Memungkinkan pengambilan keputusan yang dinamis
Untuk menentukan tingkat risiko, Anda perlu memahami konteks permintaan akses. Teknologi autentikasi berbasis risiko RSA memungkinkan pengambilan keputusan dinamis yang diperlukan untuk membangun kepercayaan secara terus-menerus. Analisis perilaku, deteksi anomali, dan teknologi terkait membantu mengungkap konteks yang relevan untuk upaya akses.

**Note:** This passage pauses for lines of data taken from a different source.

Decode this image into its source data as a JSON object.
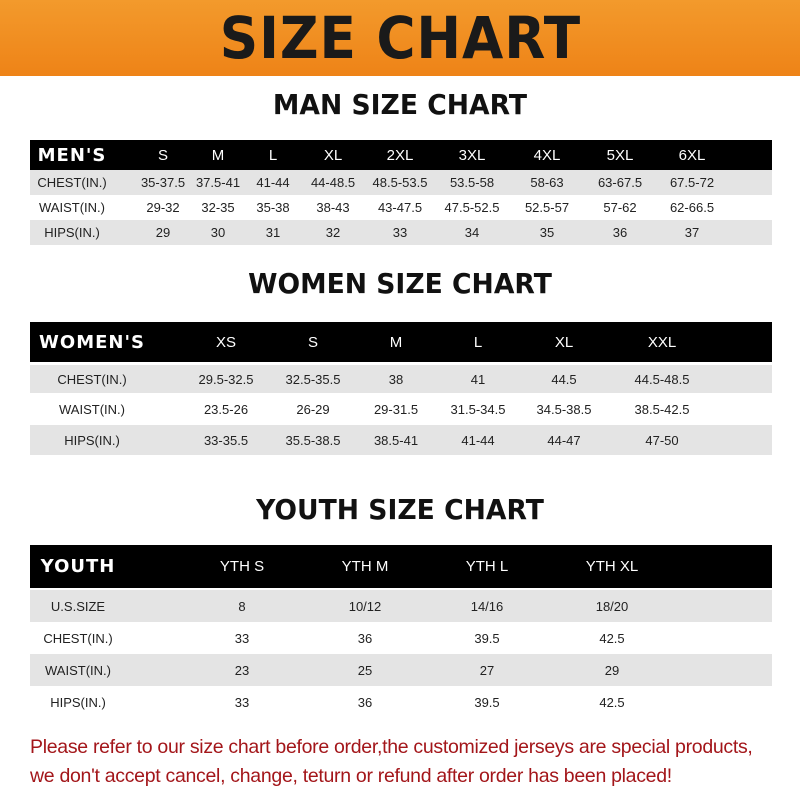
{
  "banner": {
    "title": "SIZE CHART",
    "color": "#ef8a20"
  },
  "men": {
    "title": "MAN SIZE CHART",
    "header": [
      "MEN'S",
      "S",
      "M",
      "L",
      "XL",
      "2XL",
      "3XL",
      "4XL",
      "5XL",
      "6XL"
    ],
    "rows": [
      [
        "CHEST(IN.)",
        "35-37.5",
        "37.5-41",
        "41-44",
        "44-48.5",
        "48.5-53.5",
        "53.5-58",
        "58-63",
        "63-67.5",
        "67.5-72"
      ],
      [
        "WAIST(IN.)",
        "29-32",
        "32-35",
        "35-38",
        "38-43",
        "43-47.5",
        "47.5-52.5",
        "52.5-57",
        "57-62",
        "62-66.5"
      ],
      [
        "HIPS(IN.)",
        "29",
        "30",
        "31",
        "32",
        "33",
        "34",
        "35",
        "36",
        "37"
      ]
    ]
  },
  "women": {
    "title": "WOMEN SIZE CHART",
    "header": [
      "WOMEN'S",
      "XS",
      "S",
      "M",
      "L",
      "XL",
      "XXL"
    ],
    "rows": [
      [
        "CHEST(IN.)",
        "29.5-32.5",
        "32.5-35.5",
        "38",
        "41",
        "44.5",
        "44.5-48.5"
      ],
      [
        "WAIST(IN.)",
        "23.5-26",
        "26-29",
        "29-31.5",
        "31.5-34.5",
        "34.5-38.5",
        "38.5-42.5"
      ],
      [
        "HIPS(IN.)",
        "33-35.5",
        "35.5-38.5",
        "38.5-41",
        "41-44",
        "44-47",
        "47-50"
      ]
    ]
  },
  "youth": {
    "title": "YOUTH SIZE CHART",
    "header": [
      "YOUTH",
      "YTH S",
      "YTH M",
      "YTH L",
      "YTH XL"
    ],
    "rows": [
      [
        "U.S.SIZE",
        "8",
        "10/12",
        "14/16",
        "18/20"
      ],
      [
        "CHEST(IN.)",
        "33",
        "36",
        "39.5",
        "42.5"
      ],
      [
        "WAIST(IN.)",
        "23",
        "25",
        "27",
        "29"
      ],
      [
        "HIPS(IN.)",
        "33",
        "36",
        "39.5",
        "42.5"
      ]
    ]
  },
  "note": {
    "line1": "Please refer to our size chart before order,the customized jerseys are special products,",
    "line2": "we don't accept cancel, change, teturn or refund after order has been placed!",
    "color": "#a3161a"
  }
}
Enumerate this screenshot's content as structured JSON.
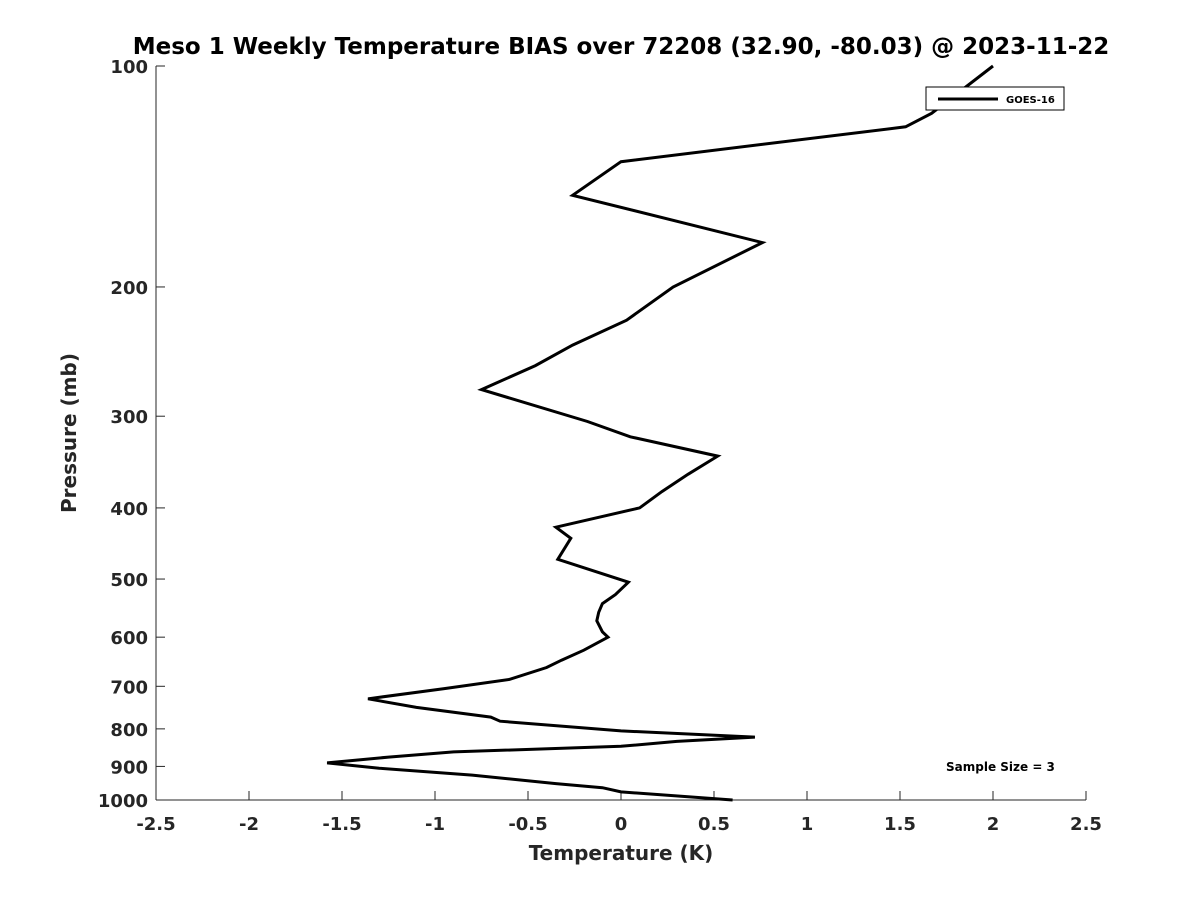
{
  "chart_data": {
    "type": "line",
    "title": "Meso 1 Weekly Temperature BIAS over 72208 (32.90, -80.03) @ 2023-11-22",
    "xlabel": "Temperature (K)",
    "ylabel": "Pressure (mb)",
    "xlim": [
      -2.5,
      2.5
    ],
    "ylim": [
      100,
      1000
    ],
    "y_scale": "log",
    "y_reversed": true,
    "grid": false,
    "x_ticks": [
      -2.5,
      -2,
      -1.5,
      -1,
      -0.5,
      0,
      0.5,
      1,
      1.5,
      2,
      2.5
    ],
    "x_tick_labels": [
      "-2.5",
      "-2",
      "-1.5",
      "-1",
      "-0.5",
      "0",
      "0.5",
      "1",
      "1.5",
      "2",
      "2.5"
    ],
    "y_ticks": [
      100,
      200,
      300,
      400,
      500,
      600,
      700,
      800,
      900,
      1000
    ],
    "y_tick_labels": [
      "100",
      "200",
      "300",
      "400",
      "500",
      "600",
      "700",
      "800",
      "900",
      "1000"
    ],
    "legend_position": "top-right",
    "series": [
      {
        "name": "GOES-16",
        "color": "#000000",
        "points": [
          [
            0.6,
            1000
          ],
          [
            0.0,
            975
          ],
          [
            -0.1,
            962
          ],
          [
            -0.35,
            950
          ],
          [
            -0.8,
            925
          ],
          [
            -1.3,
            905
          ],
          [
            -1.58,
            890
          ],
          [
            -1.25,
            874
          ],
          [
            -0.9,
            860
          ],
          [
            0.0,
            845
          ],
          [
            0.3,
            832
          ],
          [
            0.72,
            821
          ],
          [
            0.0,
            805
          ],
          [
            -0.65,
            781
          ],
          [
            -0.7,
            771
          ],
          [
            -1.1,
            748
          ],
          [
            -1.36,
            728
          ],
          [
            -0.95,
            705
          ],
          [
            -0.6,
            685
          ],
          [
            -0.4,
            660
          ],
          [
            -0.32,
            645
          ],
          [
            -0.2,
            625
          ],
          [
            -0.07,
            600
          ],
          [
            -0.1,
            590
          ],
          [
            -0.13,
            570
          ],
          [
            -0.12,
            555
          ],
          [
            -0.1,
            540
          ],
          [
            -0.03,
            525
          ],
          [
            0.04,
            505
          ],
          [
            -0.34,
            470
          ],
          [
            -0.27,
            440
          ],
          [
            -0.35,
            425
          ],
          [
            0.1,
            400
          ],
          [
            0.22,
            380
          ],
          [
            0.36,
            360
          ],
          [
            0.52,
            340
          ],
          [
            0.05,
            320
          ],
          [
            -0.18,
            305
          ],
          [
            -0.75,
            276
          ],
          [
            -0.46,
            256
          ],
          [
            -0.26,
            240
          ],
          [
            0.03,
            222
          ],
          [
            0.28,
            200
          ],
          [
            0.76,
            174
          ],
          [
            -0.26,
            150
          ],
          [
            0.0,
            135
          ],
          [
            1.53,
            121
          ],
          [
            1.67,
            116
          ],
          [
            2.0,
            100
          ]
        ]
      }
    ],
    "annotations": [
      "Sample Size = 3"
    ]
  }
}
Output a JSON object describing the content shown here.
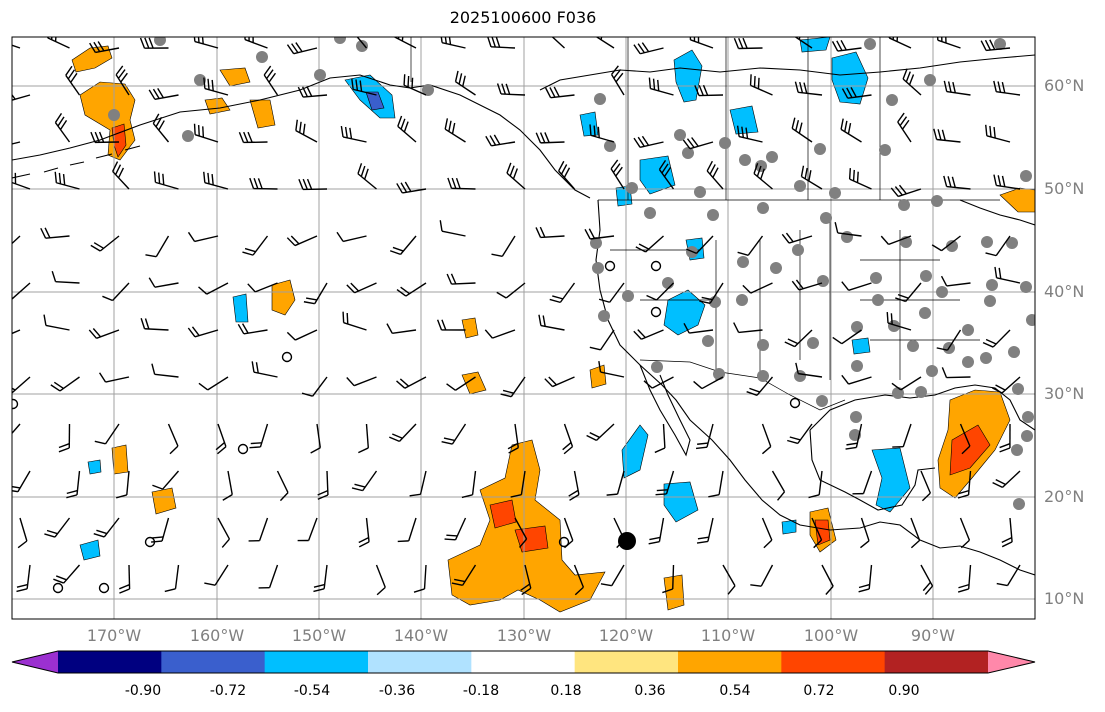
{
  "title": "2025100600 F036",
  "map": {
    "lon_range": [
      -180,
      -80
    ],
    "lat_range": [
      8,
      65
    ],
    "lat_labels": [
      "60°N",
      "50°N",
      "40°N",
      "30°N",
      "20°N",
      "10°N"
    ],
    "lon_labels": [
      "170°W",
      "160°W",
      "150°W",
      "140°W",
      "130°W",
      "120°W",
      "110°W",
      "100°W",
      "90°W"
    ],
    "gridline_color": "#a0a0a0",
    "coastline_color": "#000000",
    "station_dot_color": "#808080"
  },
  "colorbar": {
    "levels": [
      "-0.90",
      "-0.72",
      "-0.54",
      "-0.36",
      "-0.18",
      "0.18",
      "0.36",
      "0.54",
      "0.72",
      "0.90"
    ],
    "colors": [
      "#9b30d0",
      "#000080",
      "#3a5fcd",
      "#00bfff",
      "#b0e2ff",
      "#ffffff",
      "#ffe57f",
      "#ffa500",
      "#ff4500",
      "#b22222",
      "#ff88aa"
    ]
  }
}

Selaras dengan kerangka kerja NIST
NIST telah menetapkan kerangka kerja arsitektur untuk mendukung prinsip-prinsip utama Zero Trust. RSA menyediakan komponen manajemen identitas dan akses (IAM) yang menjadi landasan dalam penerapan kerangka kerja NIST, termasuk otentikasi multi-faktor (MFA), tata kelola identitas dan siklus hidupnya, analitik berbasis risiko, serta akses berbasis peran dan atribut.